Dr Davis also said much would be lost by losing links with local farmers.

''For me ... the hub and interacting with other organisations was not really such a key factor for the work that I did, it was really [having close] proximity to the farmers and getting feedback from them.

''Because it's not all one way. Ultimately, a lot of the ideas come from the farmers, rather than the scientists,'' he said.

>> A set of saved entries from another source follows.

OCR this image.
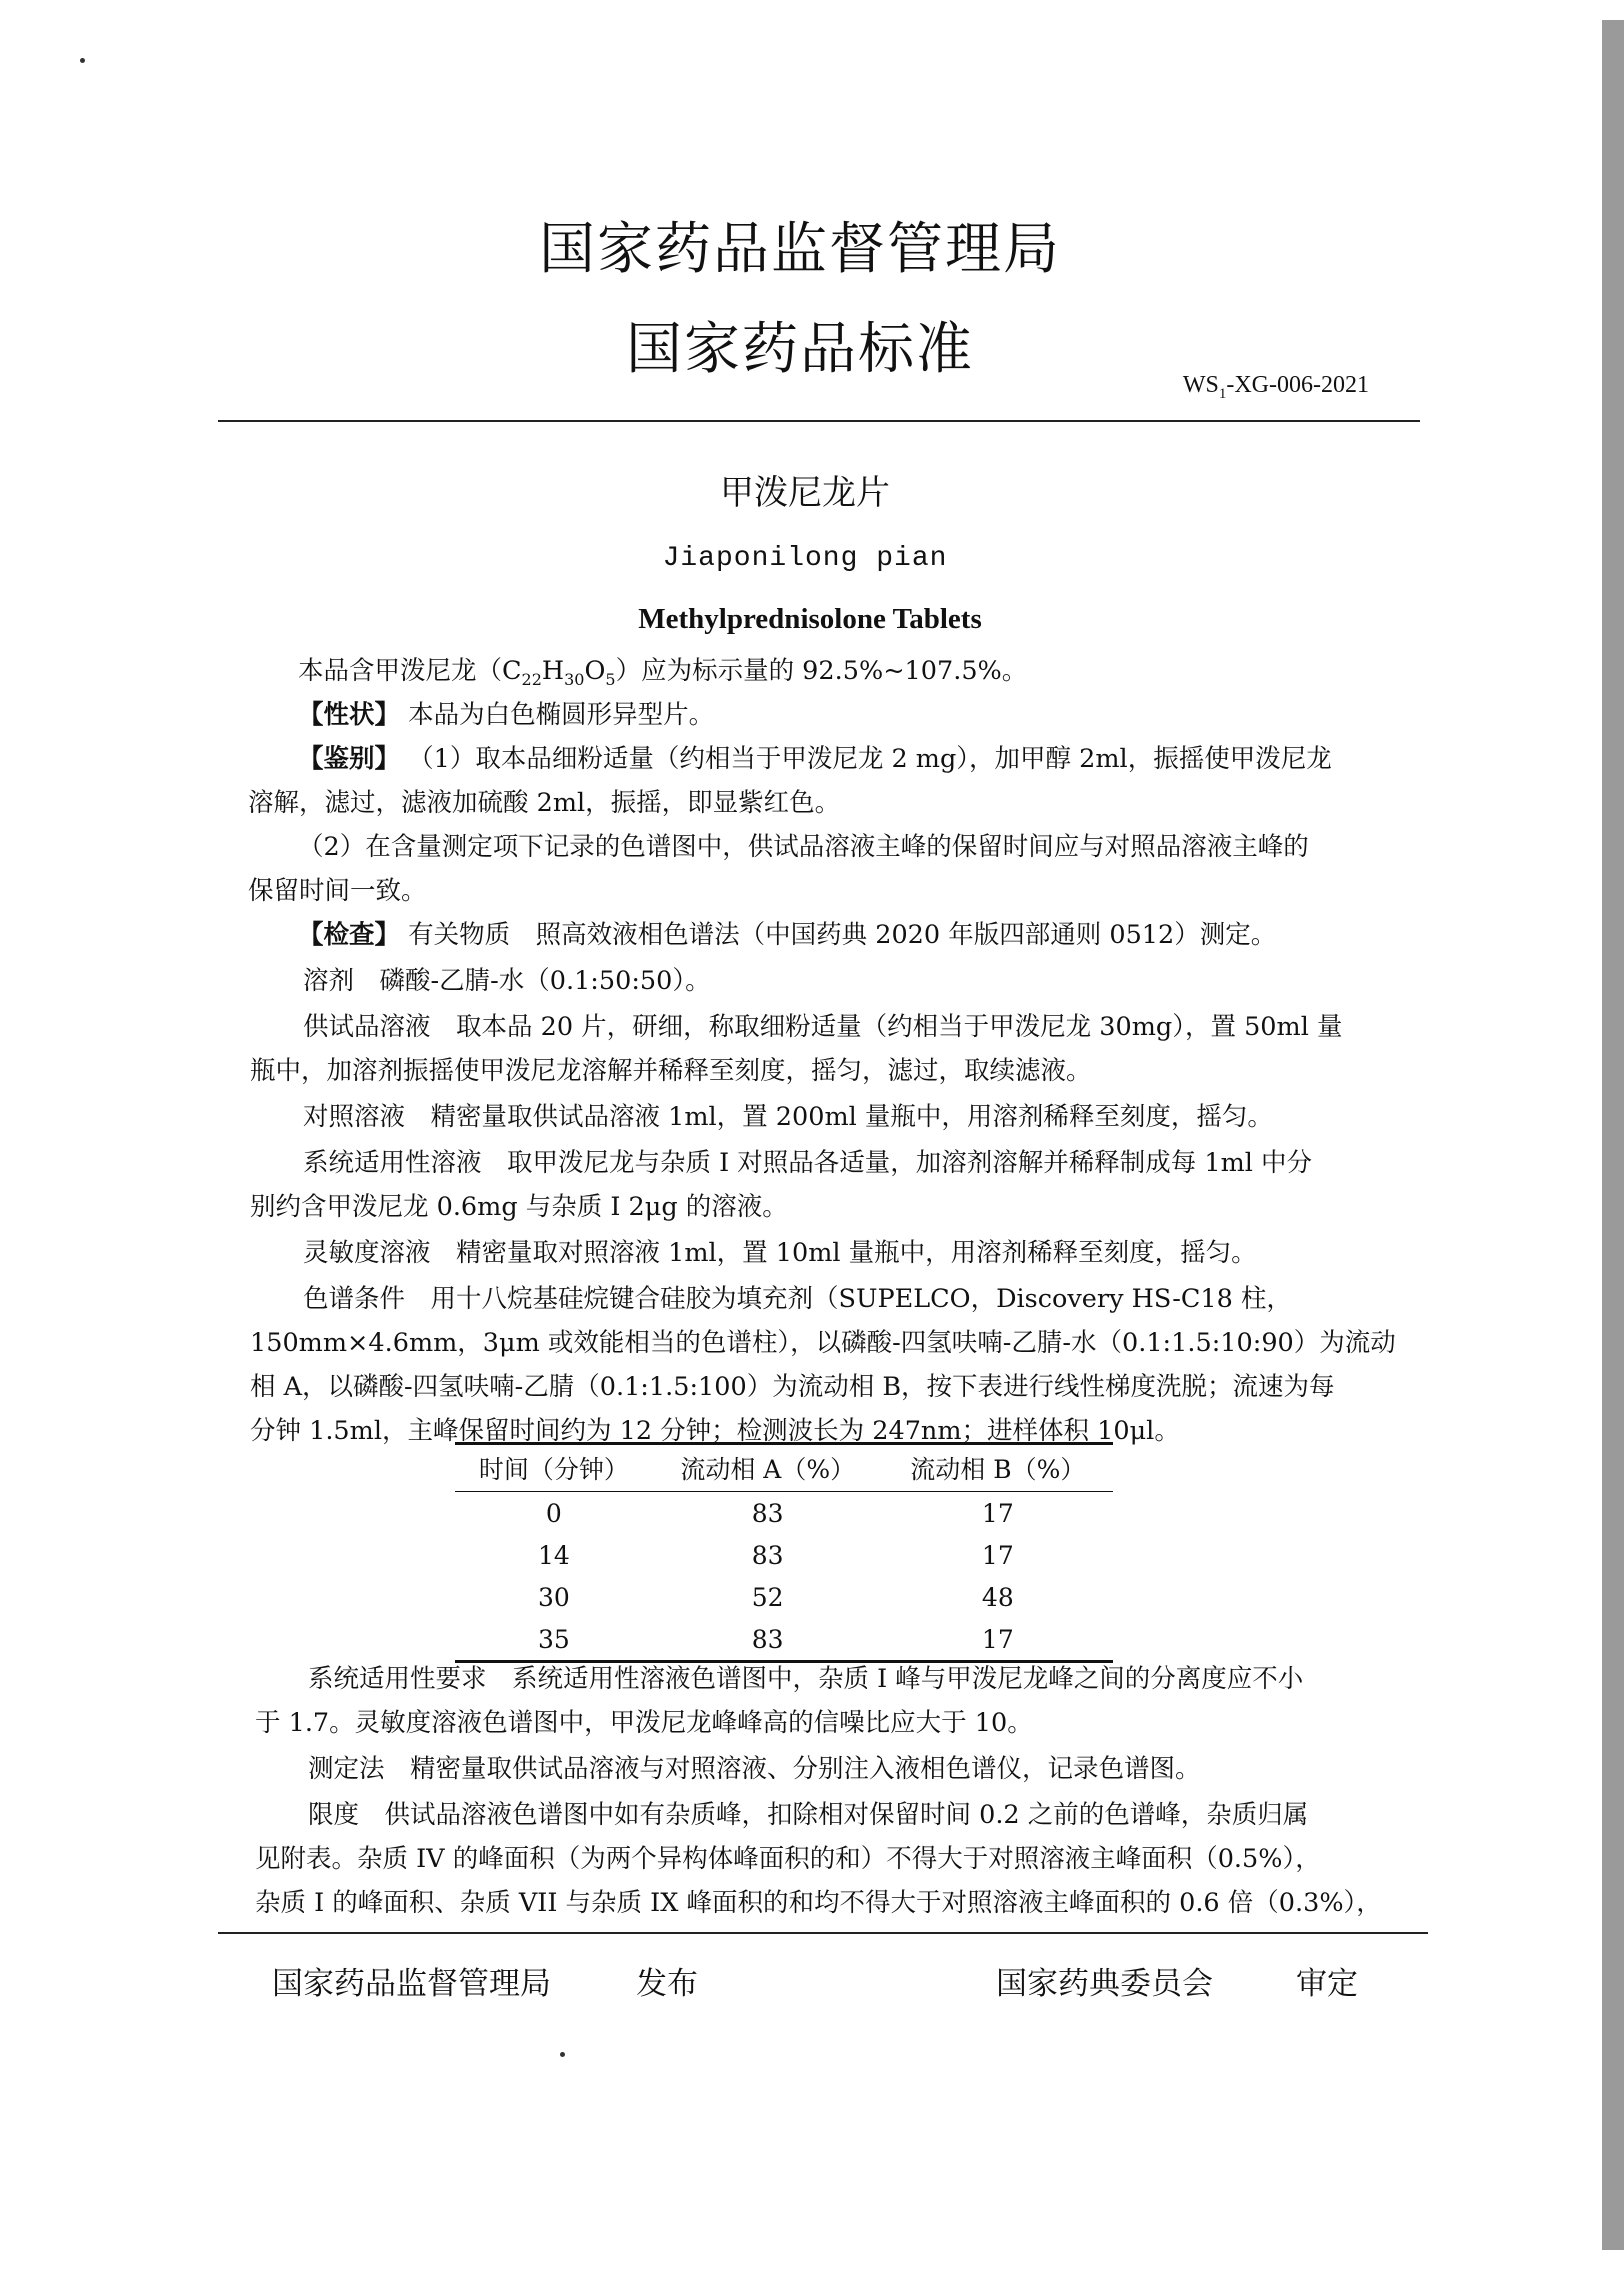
国家药品监督管理局
国家药品标准
$WS_1-XG-006-2021$
甲泼尼龙片
Jiaponilong pian
Methylprednisolone Tablets
本品含甲泼尼龙$(C_{22}H_{30}O_5)$应为标示量的 92.5%~107.5%。
【性状】 本品为白色椭圆形异型片。
【鉴别】 （1）取本品细粉适量（约相当于甲泼尼龙 2 mg），加甲醇 2ml，振摇使甲泼尼龙
溶解，滤过，滤液加硫酸 2ml，振摇，即显紫红色。
（2）在含量测定项下记录的色谱图中，供试品溶液主峰的保留时间应与对照品溶液主峰的
保留时间一致。
【检查】 有关物质　照高效液相色谱法（中国药典 2020 年版四部通则 0512）测定。
溶剂　磷酸-乙腈-水（0.1:50:50）。
供试品溶液　取本品 20 片，研细，称取细粉适量（约相当于甲泼尼龙 30mg），置 50ml 量
瓶中，加溶剂振摇使甲泼尼龙溶解并稀释至刻度，摇匀，滤过，取续滤液。
对照溶液　精密量取供试品溶液 1ml，置 200ml 量瓶中，用溶剂稀释至刻度，摇匀。
系统适用性溶液　取甲泼尼龙与杂质 I 对照品各适量，加溶剂溶解并稀释制成每 1ml 中分
别约含甲泼尼龙 0.6mg 与杂质 I 2μg 的溶液。
灵敏度溶液　精密量取对照溶液 1ml，置 10ml 量瓶中，用溶剂稀释至刻度，摇匀。
色谱条件　用十八烷基硅烷键合硅胶为填充剂（SUPELCO，Discovery HS-C18 柱，
150mm×4.6mm，3μm 或效能相当的色谱柱），以磷酸-四氢呋喃-乙腈-水（0.1:1.5:10:90）为流动
相 A，以磷酸-四氢呋喃-乙腈（0.1:1.5:100）为流动相 B，按下表进行线性梯度洗脱；流速为每
分钟 1.5ml，主峰保留时间约为 12 分钟；检测波长为 247nm；进样体积 10μl。
时间（分钟）	流动相 A（%）	流动相 B（%）
0	83	17
14	83	17
30	52	48
35	83	17
系统适用性要求　系统适用性溶液色谱图中，杂质 I 峰与甲泼尼龙峰之间的分离度应不小
于 1.7。灵敏度溶液色谱图中，甲泼尼龙峰峰高的信噪比应大于 10。
测定法　精密量取供试品溶液与对照溶液、分别注入液相色谱仪，记录色谱图。
限度　供试品溶液色谱图中如有杂质峰，扣除相对保留时间 0.2 之前的色谱峰，杂质归属
见附表。杂质 IV 的峰面积（为两个异构体峰面积的和）不得大于对照溶液主峰面积（0.5%），
杂质 I 的峰面积、杂质 VII 与杂质 IX 峰面积的和均不得大于对照溶液主峰面积的 0.6 倍（0.3%），
国家药品监督管理局	发布	国家药典委员会	审定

Zoetis, a global animal health company which delivers medicines and vaccines, has a genetics office based in Dunedin.

A company spokesperson said it contracted GenomNZ, which is an AgResearch lab based at Invermay, to provide a genotyping service for its sheep genetics business,''They unravel DNA sequences to help improve productivity of New Zealand sheep and cattle farms.''

It also worked with the AgResearch genetics research and development team to commercialise sheep DNA products.

The spokesperson declined to say how many staff were employed at its Dunedin office.

Key players in Dunedin's agricultural science hub
AgResearch's Invermay campus, located near Mosgiel, houses about 115 staff. Described as being the ''centre'' of Dunedin's agricultural research hub, it is a base for animal productivity research. In it's ''future footprint'' plan AgResearch plans to cut about 80 jobs from the facility, with it continuing as a ''regional campus'' focusing on environmental and farm systems.

University of Otago
New Zealand's oldest university has solid links with Invermay. The university has a strong genetics focus, which has led to collaboration with genetics scientists at Invermay. A number of students have been co-supervised by AgResearch and the university and some have gone on to work at Invermay.

AbacusBio is a steadily growing business, which employs 32 staff. Its work centres around bringing ''basic'' science to the farm gate. Its main link with Invermay involves taking ideas developed at the facility and applying them to improve farming practices. This includes using genetics to help farmers select stock.

Zoetis, formerly called Pfizer Animal Health, is a global animal health company which has a genetics office in Dunedin. It contracts Invermay to do genotyping for its sheep genetics business and works with AgResearch's genetics research and development team.